Only 8% of Marketers Upped the Emotional Tactic of Response Boosters
Even as brand marketers are all over the emotional appeal of video, only 8 percent of marketers were increasing their use of the emotional tactic of response boosters in 2016, according to Target Marketing research.
Perhaps part of the reason for the single-digit appeal is the tactic needs to be explained as “any technique which helps outreach efforts increase effectiveness,” as detailed in Target Marketing’s survey findings, “Marketing Mix Trends 2010-2016.” Response boosters are especially used in direct mail, another channel whose worth may have to be explained to some marketers. Target Marketing’s analysis of six years of “Media Usage Survey” data includes the “Response Boosters” section is part of a benchmarking of marketing media channels, technology and tactics included in the Target Marketing/NAPCO Research study.
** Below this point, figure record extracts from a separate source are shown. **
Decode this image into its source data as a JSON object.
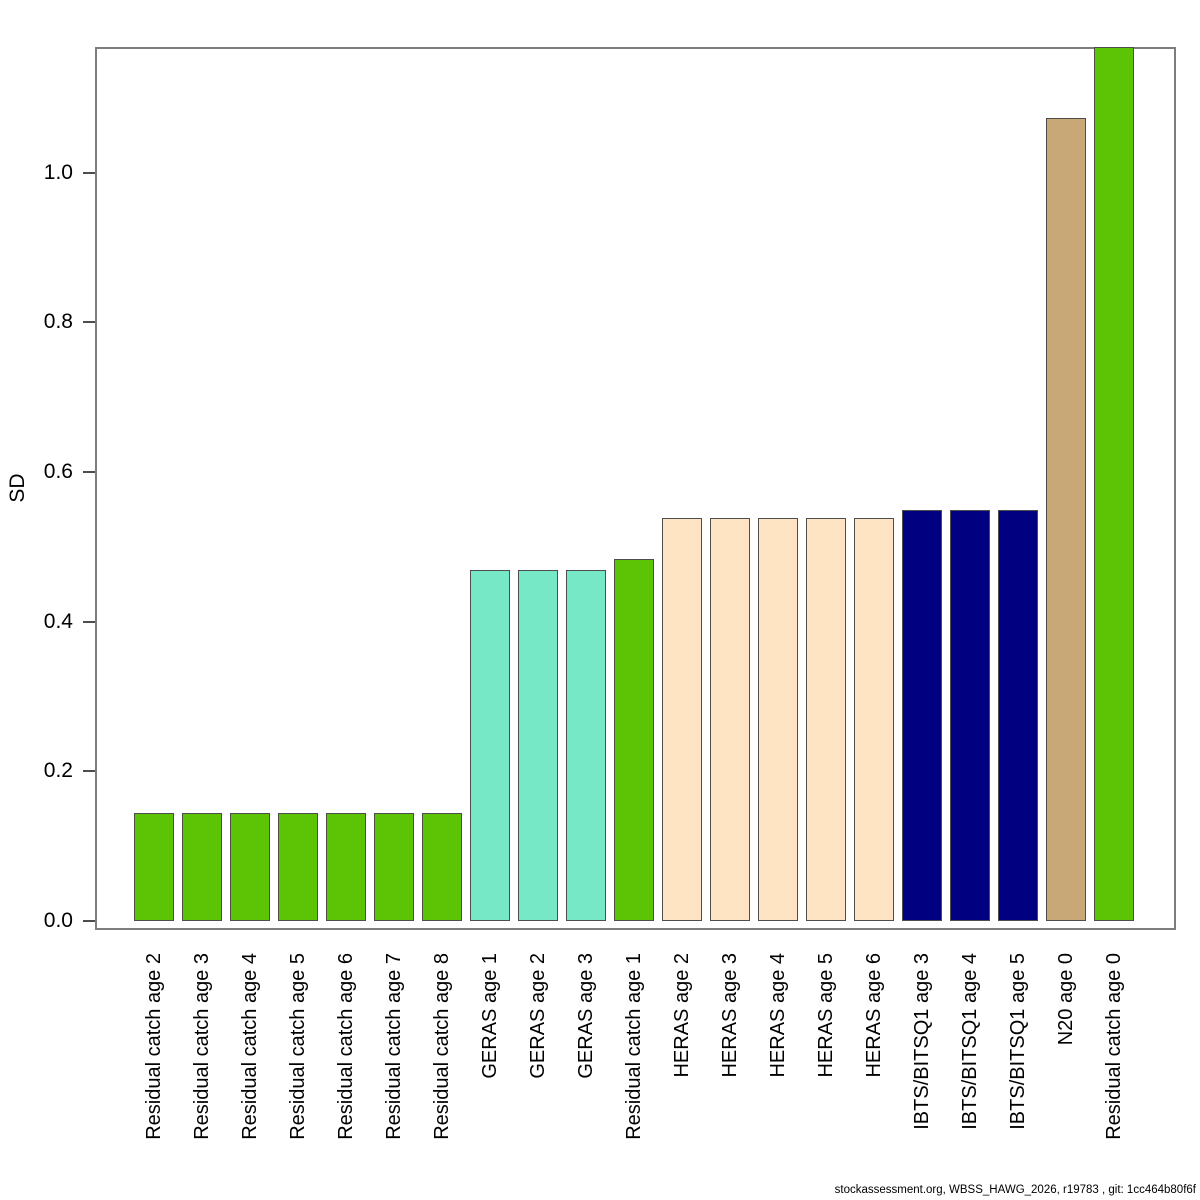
{
  "meta": {
    "footer": "stockassessment.org, WBSS_HAWG_2026, r19783 , git: 1cc464b80f6f"
  },
  "chart_data": {
    "type": "bar",
    "title": "",
    "xlabel": "",
    "ylabel": "SD",
    "ylim": [
      0,
      1.168
    ],
    "yticks": [
      0.0,
      0.2,
      0.4,
      0.6,
      0.8,
      1.0
    ],
    "grid": false,
    "legend": "none",
    "categories": [
      "Residual catch age 2",
      "Residual catch age 3",
      "Residual catch age 4",
      "Residual catch age 5",
      "Residual catch age 6",
      "Residual catch age 7",
      "Residual catch age 8",
      "GERAS age 1",
      "GERAS age 2",
      "GERAS age 3",
      "Residual catch age 1",
      "HERAS age 2",
      "HERAS age 3",
      "HERAS age 4",
      "HERAS age 5",
      "HERAS age 6",
      "IBTS/BITSQ1 age 3",
      "IBTS/BITSQ1 age 4",
      "IBTS/BITSQ1 age 5",
      "N20 age 0",
      "Residual catch age 0"
    ],
    "values": [
      0.144,
      0.144,
      0.144,
      0.144,
      0.144,
      0.144,
      0.144,
      0.469,
      0.469,
      0.469,
      0.484,
      0.538,
      0.538,
      0.538,
      0.538,
      0.538,
      0.549,
      0.549,
      0.549,
      1.073,
      1.168
    ],
    "groups": [
      "residual_catch",
      "residual_catch",
      "residual_catch",
      "residual_catch",
      "residual_catch",
      "residual_catch",
      "residual_catch",
      "geras",
      "geras",
      "geras",
      "residual_catch",
      "heras",
      "heras",
      "heras",
      "heras",
      "heras",
      "ibts_bitsq1",
      "ibts_bitsq1",
      "ibts_bitsq1",
      "n20",
      "residual_catch"
    ],
    "group_colors": {
      "residual_catch": "#5cc305",
      "geras": "#76e8c5",
      "heras": "#ffe4c4",
      "ibts_bitsq1": "#000080",
      "n20": "#c9a877"
    }
  },
  "style_colors": {
    "bar_border": "#4d4d4d",
    "box_border": "#7d7d7d",
    "tick": "#4d4d4d",
    "text": "#000000",
    "background": "#ffffff"
  }
}
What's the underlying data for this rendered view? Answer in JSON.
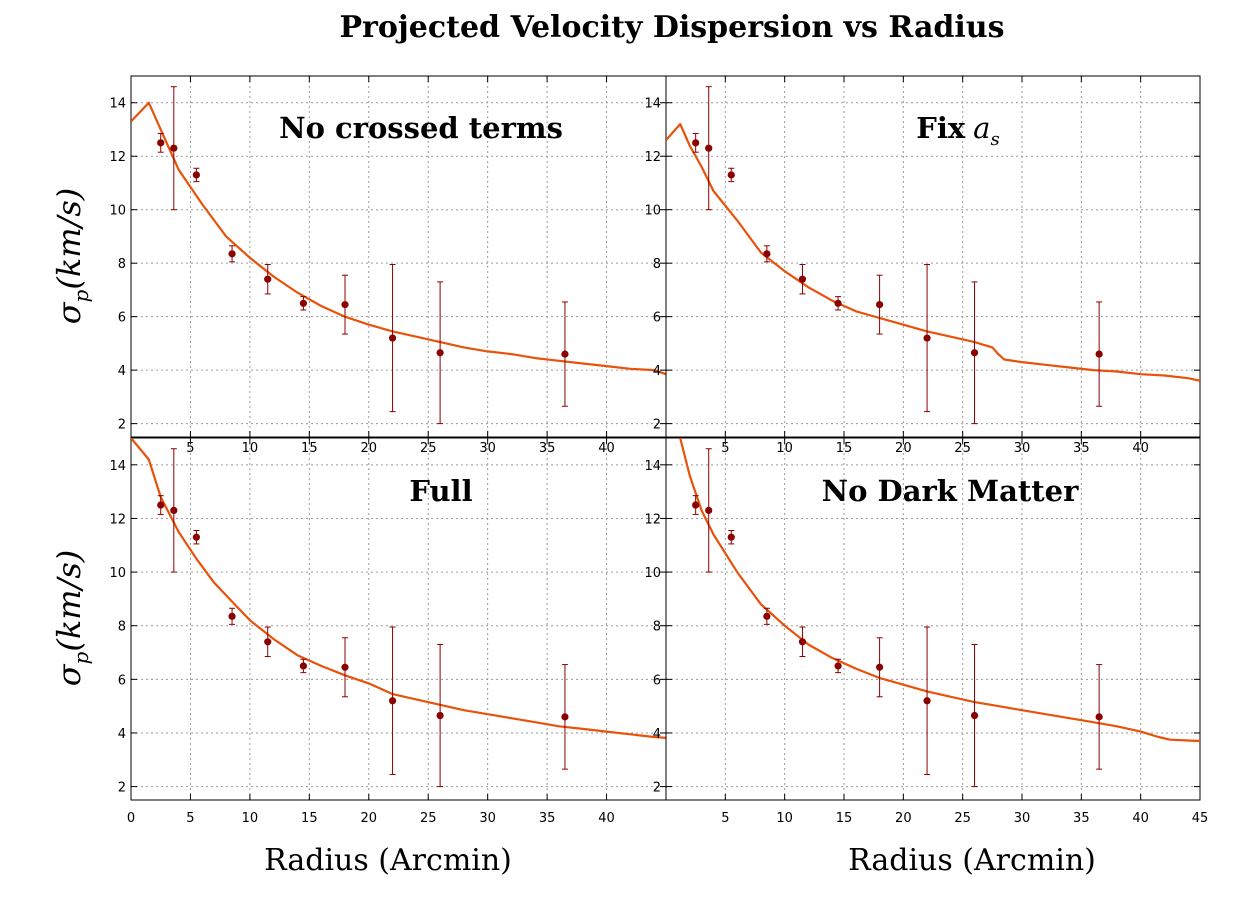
{
  "figure": {
    "title": "Projected Velocity Dispersion vs Radius",
    "xlabel": "Radius (Arcmin)",
    "ylabel": {
      "sym": "σ",
      "sub": "p",
      "rest": "(km/s)"
    }
  },
  "colors": {
    "model_line": "#e8520a",
    "data_points": "#8b0000",
    "grid": "#9a9a9a",
    "axes": "#000000"
  },
  "chart_data": [
    {
      "type": "line",
      "panel": "top-left",
      "title": "No crossed terms",
      "xlim": [
        0,
        45
      ],
      "ylim": [
        1.5,
        15
      ],
      "xticks": [
        5,
        10,
        15,
        20,
        25,
        30,
        35,
        40
      ],
      "yticks": [
        2,
        4,
        6,
        8,
        10,
        12,
        14
      ],
      "grid": true,
      "series": [
        {
          "x": [
            0,
            1.5,
            2.5,
            4.0,
            6.0,
            8.0,
            10.0,
            12.0,
            14.0,
            16.0,
            18.0,
            20.0,
            22.0,
            24.0,
            26.0,
            28.0,
            30.0,
            32.0,
            34.0,
            36.0,
            38.0,
            40.0,
            42.0,
            44.0,
            45.0
          ],
          "y": [
            13.3,
            14.0,
            13.0,
            11.5,
            10.2,
            9.0,
            8.2,
            7.5,
            6.9,
            6.4,
            6.0,
            5.7,
            5.45,
            5.25,
            5.05,
            4.85,
            4.7,
            4.6,
            4.45,
            4.35,
            4.25,
            4.15,
            4.05,
            4.0,
            3.85
          ]
        },
        {
          "type": "errorbar",
          "x": [
            2.5,
            3.6,
            5.5,
            8.5,
            11.5,
            14.5,
            18.0,
            22.0,
            26.0,
            36.5
          ],
          "y": [
            12.5,
            12.3,
            11.3,
            8.35,
            7.4,
            6.5,
            6.45,
            5.2,
            4.65,
            4.6
          ],
          "err": [
            0.35,
            2.3,
            0.25,
            0.3,
            0.55,
            0.25,
            1.1,
            2.75,
            2.65,
            1.95
          ]
        }
      ]
    },
    {
      "type": "line",
      "panel": "top-right",
      "title": "Fix",
      "title_math": "a",
      "title_math_sub": "s",
      "xlim": [
        0,
        45
      ],
      "ylim": [
        1.5,
        15
      ],
      "xticks": [
        5,
        10,
        15,
        20,
        25,
        30,
        35,
        40
      ],
      "yticks": [
        2,
        4,
        6,
        8,
        10,
        12,
        14
      ],
      "grid": true,
      "series": [
        {
          "x": [
            0,
            1.2,
            2.0,
            3.0,
            4.0,
            6.0,
            8.0,
            10.0,
            12.0,
            14.0,
            16.0,
            18.0,
            20.0,
            22.0,
            24.0,
            26.0,
            27.5,
            28.0,
            28.5,
            30.0,
            32.0,
            34.0,
            36.0,
            38.0,
            40.0,
            42.0,
            44.0,
            45.0
          ],
          "y": [
            12.6,
            13.2,
            12.4,
            11.6,
            10.7,
            9.6,
            8.4,
            7.7,
            7.1,
            6.6,
            6.2,
            5.95,
            5.7,
            5.45,
            5.25,
            5.05,
            4.85,
            4.6,
            4.4,
            4.3,
            4.2,
            4.1,
            4.0,
            3.95,
            3.85,
            3.8,
            3.7,
            3.6
          ]
        },
        {
          "type": "errorbar",
          "x": [
            2.5,
            3.6,
            5.5,
            8.5,
            11.5,
            14.5,
            18.0,
            22.0,
            26.0,
            36.5
          ],
          "y": [
            12.5,
            12.3,
            11.3,
            8.35,
            7.4,
            6.5,
            6.45,
            5.2,
            4.65,
            4.6
          ],
          "err": [
            0.35,
            2.3,
            0.25,
            0.3,
            0.55,
            0.25,
            1.1,
            2.75,
            2.65,
            1.95
          ]
        }
      ]
    },
    {
      "type": "line",
      "panel": "bottom-left",
      "title": "Full",
      "xlim": [
        0,
        45
      ],
      "ylim": [
        1.5,
        15
      ],
      "xticks": [
        0,
        5,
        10,
        15,
        20,
        25,
        30,
        35,
        40
      ],
      "yticks": [
        2,
        4,
        6,
        8,
        10,
        12,
        14
      ],
      "grid": true,
      "series": [
        {
          "x": [
            0,
            1.5,
            2.5,
            4.0,
            5.5,
            7.0,
            8.5,
            10.0,
            12.0,
            14.0,
            16.0,
            18.0,
            20.0,
            22.0,
            24.0,
            26.0,
            28.0,
            30.0,
            32.0,
            34.0,
            36.0,
            38.0,
            40.0,
            42.0,
            44.0,
            45.0
          ],
          "y": [
            15.0,
            14.2,
            12.8,
            11.5,
            10.5,
            9.6,
            8.9,
            8.2,
            7.5,
            6.9,
            6.5,
            6.15,
            5.85,
            5.45,
            5.25,
            5.05,
            4.85,
            4.7,
            4.55,
            4.4,
            4.25,
            4.15,
            4.05,
            3.95,
            3.85,
            3.82
          ]
        },
        {
          "type": "errorbar",
          "x": [
            2.5,
            3.6,
            5.5,
            8.5,
            11.5,
            14.5,
            18.0,
            22.0,
            26.0,
            36.5
          ],
          "y": [
            12.5,
            12.3,
            11.3,
            8.35,
            7.4,
            6.5,
            6.45,
            5.2,
            4.65,
            4.6
          ],
          "err": [
            0.35,
            2.3,
            0.25,
            0.3,
            0.55,
            0.25,
            1.1,
            2.75,
            2.65,
            1.95
          ]
        }
      ]
    },
    {
      "type": "line",
      "panel": "bottom-right",
      "title": "No Dark Matter",
      "xlim": [
        0,
        45
      ],
      "ylim": [
        1.5,
        15
      ],
      "xticks": [
        5,
        10,
        15,
        20,
        25,
        30,
        35,
        40,
        45
      ],
      "yticks": [
        2,
        4,
        6,
        8,
        10,
        12,
        14
      ],
      "grid": true,
      "series": [
        {
          "x": [
            1.2,
            2.0,
            3.0,
            4.0,
            6.0,
            8.0,
            10.0,
            12.0,
            14.0,
            16.0,
            18.0,
            20.0,
            22.0,
            24.0,
            26.0,
            28.0,
            30.0,
            32.0,
            34.0,
            36.0,
            38.0,
            40.0,
            41.5,
            42.5,
            44.0,
            45.0
          ],
          "y": [
            15.0,
            13.6,
            12.3,
            11.4,
            10.0,
            8.8,
            8.0,
            7.3,
            6.8,
            6.4,
            6.05,
            5.8,
            5.55,
            5.35,
            5.15,
            5.0,
            4.85,
            4.7,
            4.55,
            4.4,
            4.25,
            4.05,
            3.85,
            3.75,
            3.72,
            3.7
          ]
        },
        {
          "type": "errorbar",
          "x": [
            2.5,
            3.6,
            5.5,
            8.5,
            11.5,
            14.5,
            18.0,
            22.0,
            26.0,
            36.5
          ],
          "y": [
            12.5,
            12.3,
            11.3,
            8.35,
            7.4,
            6.5,
            6.45,
            5.2,
            4.65,
            4.6
          ],
          "err": [
            0.35,
            2.3,
            0.25,
            0.3,
            0.55,
            0.25,
            1.1,
            2.75,
            2.65,
            1.95
          ]
        }
      ]
    }
  ]
}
Both Target Marketing and NAPCO Research are NAPCO Media brands.
Response Booster Marketing
Here is an excerpt from “Marketing Mix Trends 2010-2016.” Target Marketing sent a survey question about this tactic to marketers from 2011 to 2016.
During 2016, marketers pulled back slightly on their use of response boosters — any technique which helps outreach efforts increase effectiveness. They’ve also pulled back on direct mail, the medium traditionally associated with response boosters, so the finding makes sense, at least from a consistency perspective. But does it make sense from a marketing outlook?
Response boosters include tips for effective sales, such as selling solutions to problems as opposed to products and appealing to emotions first and reason second. They include making the response mechanism as easy as possible. So why would the percentage of people increasing their use of these tactics drop from 14 percent a year ago to 8 percent?
Overall, the percentage of respondents who said they used these techniques in 2016, whether they have increased, maintained or decreased their use, is still on the historically high side, at 29 percent. But it should be higher.